Наташа покраснела и засмеялась.
– Ну, что вы, мама? Ну, что вам за охота? Что ж тут удивительного?

В середине третьего экосеза зашевелились стулья в гостиной, где играли граф и Марья Дмитриевна, и большая часть почетных гостей и старички, потягиваясь после долгого сиденья и укладывая в карманы бумажники и кошельки, выходили в двери залы. Впереди шла Марья Дмитриевна с графом – оба с веселыми лицами. Граф с шутливою вежливостью, как то по балетному, подал округленную руку Марье Дмитриевне. Он выпрямился, и лицо его озарилось особенною молодецки хитрою улыбкой, и как только дотанцовали последнюю фигуру экосеза, он ударил в ладоши музыкантам и закричал на хоры, обращаясь к первой скрипке:
– Семен! Данилу Купора знаешь?
Это был любимый танец графа, танцованный им еще в молодости. (Данило Купор была собственно одна фигура англеза .)
– Смотрите на папа, – закричала на всю залу Наташа (совершенно забыв, что она танцует с большим), пригибая к коленам свою кудрявую головку и заливаясь своим звонким смехом по всей зале.

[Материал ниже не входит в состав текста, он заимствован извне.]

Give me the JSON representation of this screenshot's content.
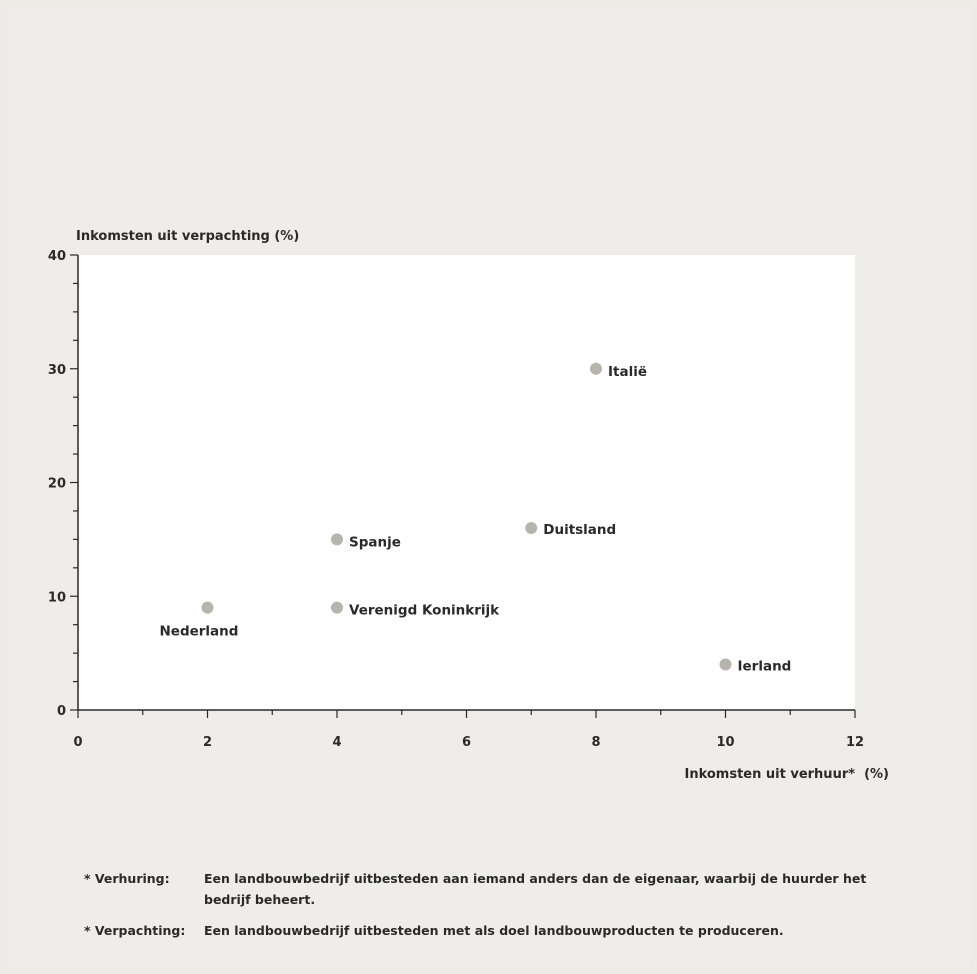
{
  "chart_data": {
    "type": "scatter",
    "title": "",
    "ylabel": "Inkomsten uit verpachting (%)",
    "xlabel": "Inkomsten uit verhuur*  (%)",
    "xlim": [
      0,
      12
    ],
    "ylim": [
      0,
      40
    ],
    "xticks": [
      "0",
      "2",
      "4",
      "6",
      "8",
      "10",
      "12"
    ],
    "yticks": [
      "0",
      "10",
      "20",
      "30",
      "40"
    ],
    "grid": false,
    "points": [
      {
        "x": 2,
        "y": 9,
        "label": "Nederland"
      },
      {
        "x": 4,
        "y": 15,
        "label": "Spanje"
      },
      {
        "x": 4,
        "y": 9,
        "label": "Verenigd Koninkrijk"
      },
      {
        "x": 7,
        "y": 16,
        "label": "Duitsland"
      },
      {
        "x": 8,
        "y": 30,
        "label": "Italië"
      },
      {
        "x": 10,
        "y": 4,
        "label": "Ierland"
      }
    ],
    "colors": {
      "plot_bg": "#ffffff",
      "marker": "#b7b3ad",
      "axis": "#2a2a2a"
    }
  },
  "footnotes": [
    {
      "term": "* Verhuring:",
      "text": "Een landbouwbedrijf uitbesteden aan iemand anders dan de eigenaar, waarbij de huurder het bedrijf beheert."
    },
    {
      "term": "* Verpachting:",
      "text": "Een landbouwbedrijf uitbesteden met als doel landbouwproducten te produceren."
    }
  ]
}
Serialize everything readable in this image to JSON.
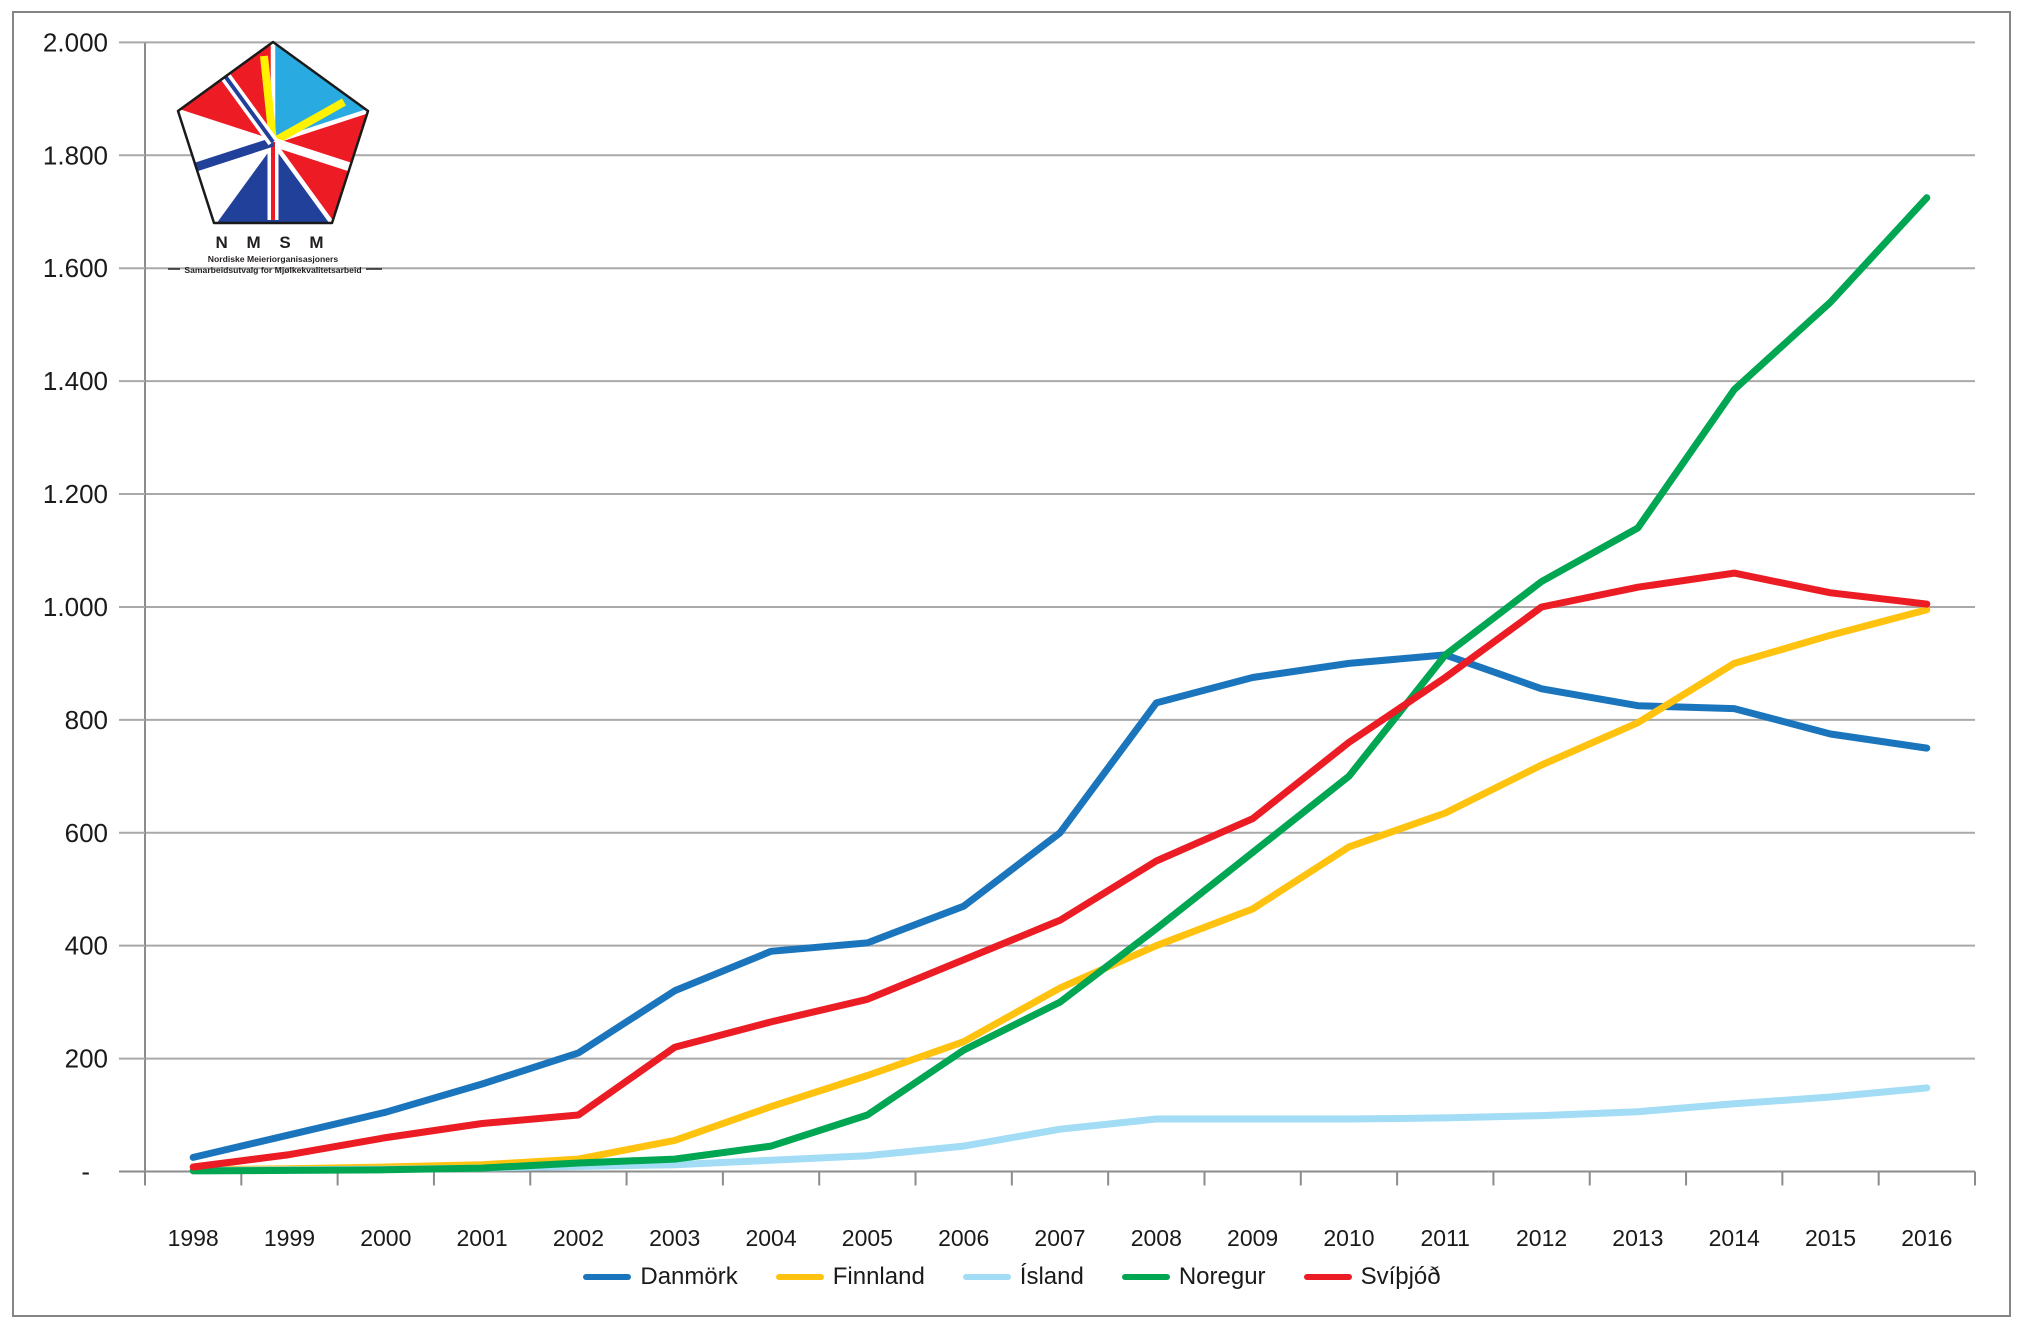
{
  "logo": {
    "acronym": "N M S M",
    "line1": "Nordiske Meieriorganisasjoners",
    "line2": "Samarbeidsutvalg for Mjølkekvalitetsarbeid"
  },
  "chart_data": {
    "type": "line",
    "x": [
      1998,
      1999,
      2000,
      2001,
      2002,
      2003,
      2004,
      2005,
      2006,
      2007,
      2008,
      2009,
      2010,
      2011,
      2012,
      2013,
      2014,
      2015,
      2016
    ],
    "series": [
      {
        "name": "Danmörk",
        "color": "#1B75BC",
        "values": [
          25,
          65,
          105,
          155,
          210,
          320,
          390,
          405,
          470,
          600,
          830,
          875,
          900,
          915,
          855,
          825,
          820,
          775,
          750
        ]
      },
      {
        "name": "Finnland",
        "color": "#FFC20E",
        "values": [
          3,
          5,
          8,
          12,
          22,
          55,
          115,
          170,
          230,
          325,
          400,
          465,
          575,
          635,
          720,
          795,
          900,
          950,
          995
        ]
      },
      {
        "name": "Ísland",
        "color": "#A2DCF5",
        "values": [
          2,
          3,
          4,
          6,
          9,
          12,
          20,
          28,
          45,
          75,
          93,
          93,
          93,
          95,
          99,
          106,
          120,
          132,
          148
        ]
      },
      {
        "name": "Noregur",
        "color": "#00A651",
        "values": [
          1,
          2,
          3,
          6,
          15,
          22,
          45,
          100,
          215,
          300,
          430,
          565,
          700,
          915,
          1045,
          1140,
          1385,
          1540,
          1725
        ]
      },
      {
        "name": "Svíþjóð",
        "color": "#EC1C24",
        "values": [
          8,
          30,
          60,
          85,
          100,
          220,
          265,
          305,
          375,
          445,
          550,
          625,
          760,
          875,
          1000,
          1035,
          1060,
          1025,
          1005
        ]
      }
    ],
    "title": "",
    "xlabel": "",
    "ylabel": "",
    "ylim": [
      0,
      2000
    ],
    "y_tick_step": 200,
    "y_tick_labels": [
      "-",
      "200",
      "400",
      "600",
      "800",
      "1.000",
      "1.200",
      "1.400",
      "1.600",
      "1.800",
      "2.000"
    ],
    "grid": true,
    "legend_position": "bottom"
  },
  "colors": {
    "background": "#FFFFFF",
    "border": "#858585",
    "gridline": "#A9A9A9",
    "axis": "#8C8C8C",
    "label_text": "#1A1A1A",
    "logo_red": "#ED1C24",
    "logo_dark_blue": "#21409A",
    "logo_light_blue": "#29ABE2",
    "logo_yellow": "#FFF200",
    "logo_white": "#FFFFFF"
  }
}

Действительно, всё, что только было в зале, с улыбкою радости смотрело на веселого старичка, который рядом с своею сановитою дамой, Марьей Дмитриевной, бывшей выше его ростом, округлял руки, в такт потряхивая ими, расправлял плечи, вывертывал ноги, слегка притопывая, и всё более и более распускавшеюся улыбкой на своем круглом лице приготовлял зрителей к тому, что будет. Как только заслышались веселые, вызывающие звуки Данилы Купора, похожие на развеселого трепачка, все двери залы вдруг заставились с одной стороны мужскими, с другой – женскими улыбающимися лицами дворовых, вышедших посмотреть на веселящегося барина.
– Батюшка то наш! Орел! – проговорила громко няня из одной двери.
Граф танцовал хорошо и знал это, но его дама вовсе не умела и не хотела хорошо танцовать. Ее огромное тело стояло прямо с опущенными вниз мощными руками (она передала ридикюль графине); только одно строгое, но красивое лицо ее танцовало. Что выражалось во всей круглой фигуре графа, у Марьи Дмитриевны выражалось лишь в более и более улыбающемся лице и вздергивающемся носе. Но зато, ежели граф, всё более и более расходясь, пленял зрителей неожиданностью ловких выверток и легких прыжков своих мягких ног, Марья Дмитриевна малейшим усердием при движении плеч или округлении рук в поворотах и притопываньях, производила не меньшее впечатление по заслуге, которую ценил всякий при ее тучности и всегдашней суровости. Пляска оживлялась всё более и более. Визави не могли ни на минуту обратить на себя внимания и даже не старались о том. Всё было занято графом и Марьею Дмитриевной. Наташа дергала за рукава и платье всех присутствовавших, которые и без того не спускали глаз с танцующих, и требовала, чтоб смотрели на папеньку. Граф в промежутках танца тяжело переводил дух, махал и кричал музыкантам, чтоб они играли скорее. Скорее, скорее и скорее, лише, лише и лише развертывался граф, то на цыпочках, то на каблуках, носясь вокруг Марьи Дмитриевны и, наконец, повернув свою даму к ее месту, сделал последнее па, подняв сзади кверху свою мягкую ногу, склонив вспотевшую голову с улыбающимся лицом и округло размахнув правою рукой среди грохота рукоплесканий и хохота, особенно Наташи. Оба танцующие остановились, тяжело переводя дыхание и утираясь батистовыми платками.